The ordinary life is a round of various desires and greeds. As long as one is preoccupied with them, there can be no lasting progress. A way out of the round must be discovered. Take, as an instance, that commonest preoccupation of ordinary life—the constant thinking by people of what they will eat and when they will eat and whether they are eating enough. To conquer the greed for food an equanimity in the being must be developed such that you are perfectly indifferent towards food. If food is given you, you eat it; if not, it does not worry you in the least; above all, you do not keep thinking about food. And the thinking must not be negative, either. To be absorbed in devising methods and means of abstinence as the sannyasis do is to be almost as preoccupied with food as to be absorbed in dreaming of it greedily. Have an attitude of indifference towards it: that is the main thing. Get the idea of food out of your consciousness, do not attach the slightest importance to it.

This will be very easy to do once you get into contact with your psychic being, the true soul deep within you.
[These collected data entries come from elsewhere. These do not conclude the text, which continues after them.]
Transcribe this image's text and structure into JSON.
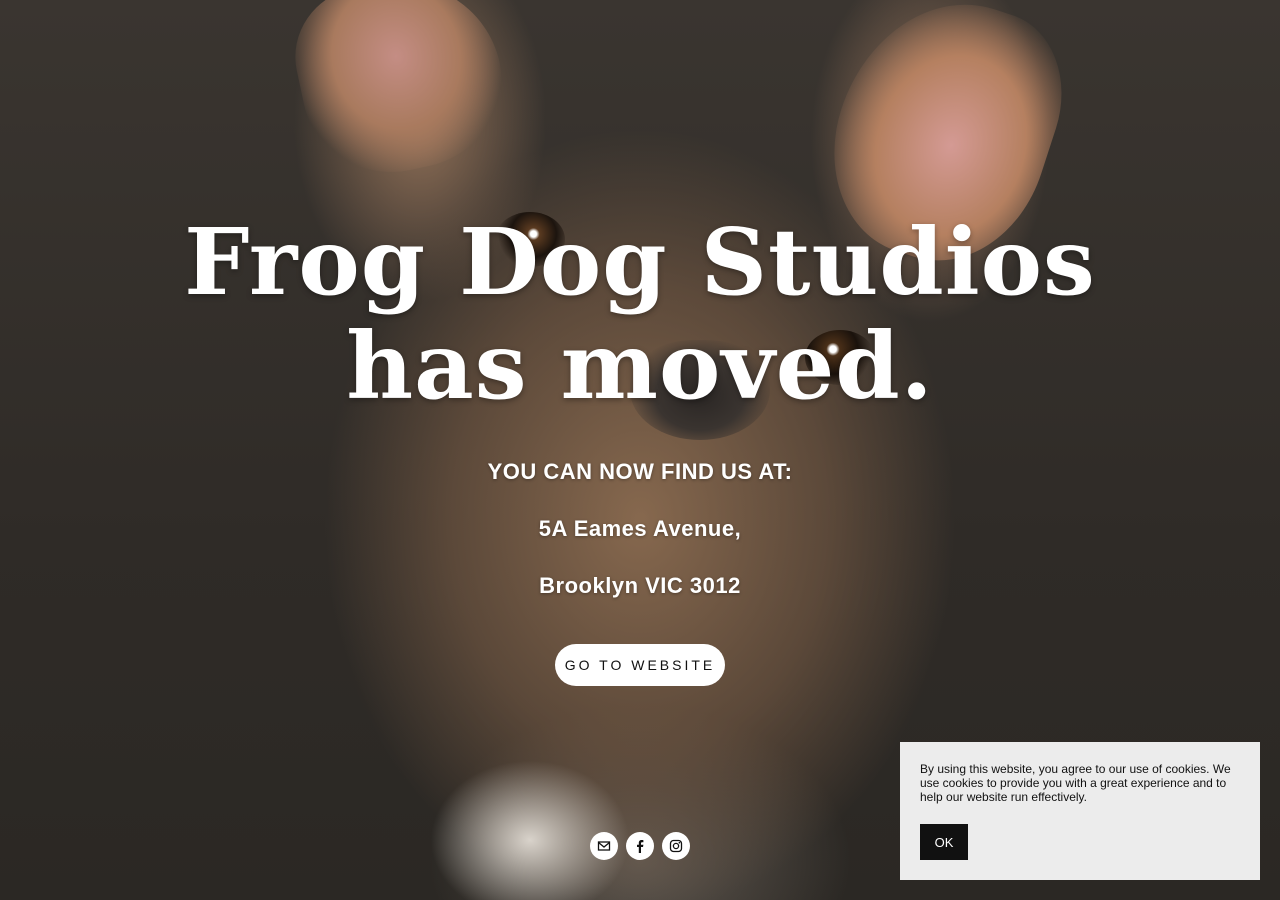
{
  "headline": {
    "line1": "Frog Dog Studios",
    "line2": "has moved."
  },
  "subhead": "YOU CAN NOW FIND US AT:",
  "address": {
    "line1": "5A Eames Avenue,",
    "line2": "Brooklyn VIC 3012"
  },
  "cta_label": "GO TO WEBSITE",
  "social_icons": [
    "mail-icon",
    "facebook-icon",
    "instagram-icon"
  ],
  "cookie": {
    "text": "By using this website, you agree to our use of cookies. We use cookies to provide you with a great experience and to help our website run effectively.",
    "ok_label": "OK"
  },
  "colors": {
    "text": "#ffffff",
    "button_bg": "#ffffff",
    "button_text": "#111111",
    "cookie_bg": "#ececec",
    "cookie_button_bg": "#111111"
  }
}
Then you will feel immediately how very unimportant these things are and that the sole thing that matters is the Divine. To dwell in the psychic is to be lifted above all greed. You will have no hankering, no worry, no feverish desire. And you will feel also that whatever happens, happens for the best. Do not misunderstand me to imply that you must always think that everything is for the best. Everything is not for the best so long as you are in the ordinary consciousness. You may be misled into utterly wrong channels when you are not in the right state of consciousness. But once you are poised in the psychic and have made your self-offering to the Divine, all that happens will happen for the best, for everything, however disguised, will be a definite divine response to you.